What do you notice about the attacking action in these clips? Lucas is nearly always moving or running to his right, and those are the occasions when the defence is under most duress.
It was the same at the under 20s. Here are some examples from the group matches against Italy and Ireland:
All of the rugby values you see in these clips are instinctive in quality. In the first example from the game against Italy, all the decisions are made by instinct, with the threats six inches in front of Lucas’ face. There are the quick feet close to the tackler, and the instant and draw-and-offload as the last defender closes in.
In the second instance, it is more a matter of evading tacklers as they come flying at him from all angles. Lucas’ abilities to weave between defenders, stick to the ground and attract high shots, are to the fore.

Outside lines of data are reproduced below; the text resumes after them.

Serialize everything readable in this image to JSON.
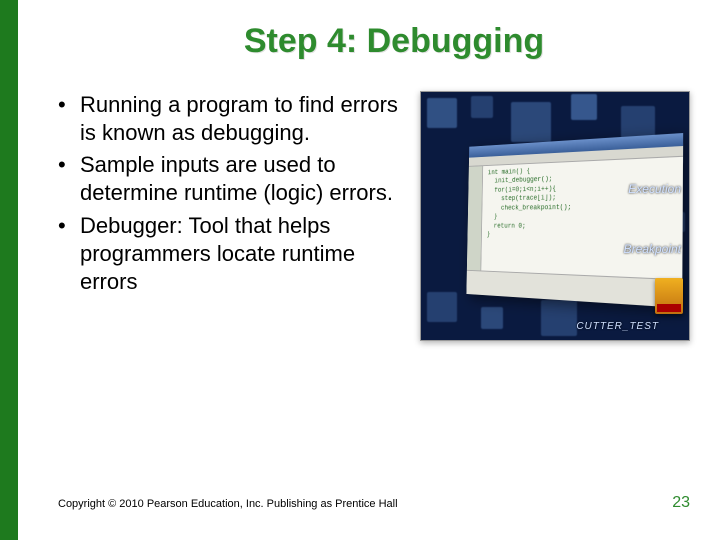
{
  "title": "Step 4: Debugging",
  "bullets": [
    "Running a program to find errors is known as debugging.",
    "Sample inputs are used to determine runtime (logic) errors.",
    "Debugger: Tool that helps programmers locate runtime errors"
  ],
  "decorative": {
    "label1": "Execution",
    "label2": "Breakpoint",
    "label3": "CUTTER_TEST"
  },
  "footer": "Copyright © 2010 Pearson Education, Inc. Publishing as Prentice Hall",
  "page_number": "23"
}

In the third case, there is a super flat cut-out pass right made on the line, and intuitive support after the break has been made. Isaac Lucas is happiest when he is playing right in the teeth of the defence, and decisions have to be made immediately and without thinking, like a lightning strike.

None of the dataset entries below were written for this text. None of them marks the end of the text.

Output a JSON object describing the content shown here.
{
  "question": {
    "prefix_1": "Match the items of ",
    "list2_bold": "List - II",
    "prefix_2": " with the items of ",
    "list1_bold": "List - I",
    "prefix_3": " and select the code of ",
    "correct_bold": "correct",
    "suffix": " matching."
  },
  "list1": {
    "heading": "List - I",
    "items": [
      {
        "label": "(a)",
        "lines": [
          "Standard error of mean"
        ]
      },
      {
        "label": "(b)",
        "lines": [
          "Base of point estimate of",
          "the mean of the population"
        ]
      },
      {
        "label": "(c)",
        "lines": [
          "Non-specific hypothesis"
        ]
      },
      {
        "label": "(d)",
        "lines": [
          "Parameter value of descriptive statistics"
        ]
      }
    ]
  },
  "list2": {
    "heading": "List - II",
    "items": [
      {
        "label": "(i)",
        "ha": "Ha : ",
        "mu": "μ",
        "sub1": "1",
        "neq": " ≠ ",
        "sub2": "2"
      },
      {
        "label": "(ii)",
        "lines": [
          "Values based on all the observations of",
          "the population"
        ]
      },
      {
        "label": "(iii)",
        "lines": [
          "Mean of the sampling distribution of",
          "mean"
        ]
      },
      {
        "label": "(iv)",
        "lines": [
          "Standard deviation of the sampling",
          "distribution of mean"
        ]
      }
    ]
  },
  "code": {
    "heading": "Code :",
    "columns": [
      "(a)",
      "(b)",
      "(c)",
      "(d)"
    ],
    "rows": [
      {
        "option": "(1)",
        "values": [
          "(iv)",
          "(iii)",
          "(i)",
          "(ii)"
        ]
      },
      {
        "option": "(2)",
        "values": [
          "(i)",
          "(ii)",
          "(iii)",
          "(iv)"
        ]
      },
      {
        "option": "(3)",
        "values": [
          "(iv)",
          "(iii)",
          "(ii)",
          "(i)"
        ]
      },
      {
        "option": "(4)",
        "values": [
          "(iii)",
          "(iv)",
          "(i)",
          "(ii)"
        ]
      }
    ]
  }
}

We might add that Lucas looks like he will be a reliable defender:
With a large Italian winger bearing down with some room in which to move, Lucas gets a solid lick on him and takes him down with no fuss at all.

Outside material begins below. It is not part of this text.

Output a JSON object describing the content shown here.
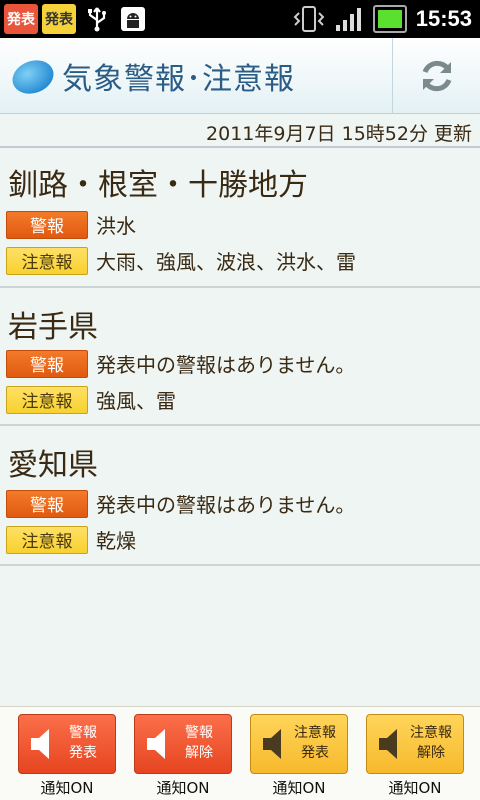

Lucas’ kicking style is idiosyncratic to say the least. He prefers the pitching wedge to the long iron:
On a number of occasions over the two games he opted to chip the ball towards space, and given the choice with Harrison alongside him in the backfield, he gave Harrison the opportunity to use his own, far more prodigious left boot:
It was Harrison’s ability to navigate the ship up and down the field which gave the Junior Wallabies their coherence in the tournament, and offered Lucas a platform to display his instinctive brilliance. In particular, Harrison’s natural excellence at running and breaking to his left, or passing off his left hand, allowed Lucas to occupy his favourite station over on the other side of the field:
Isaac Lucas has made no bones about his desire to play Test football for his country.
“I’m not going to lie. It’s a dream of mine to represent Australia but there is a lot of hard work to do and I have to assert myself and play some good footy,” he was quoted as saying in The Australian.
If, as looks likely from the Reds’ pre-season practice matches and the rumblings on the grapevine, Lucas does start the Super Rugby season at outside-half, there will be some teething problems.
The requirements of flyhalf and fullback are not the same, even from the playmaking viewpoint. The No.10 is mainly responsible for taking those more cerebral decisions about whether his team can best progress upfield via kick, run or pass.
That is what Stephen Larkham found when he first moved to the halves, but then he had the likes of Gregan, Horan and Burke to support and guide him through the process. That allowed him to develop the game-management brain to partner his instinctive footballing ability.
Lucas won’t enjoy the same luxury at the Reds. He’ll get some talk from James O’Connor and Bryce Hegarty, but there is no experienced 9 inside him and no Samu Kerevi to take the pressure off from 12.
In 2019, he enjoyed the underestimated guidance of Will Harrison with the Junior Wallabies, and Harrison will certainly be worth the watch in the Sky Blue. Between them, Harrison and Lucas played the lefty-righty combination for all it was worth at the World Cup, and they played it very well indeed.
Can Dave Rennie unearth the right combinations which will allow Lucas to develop and function effectively at the same time? Will he play him at 10 or at 15?
Forget Larkham and a past long gone-by, ask the questions that matter. Forget the tagline, and go for the substance.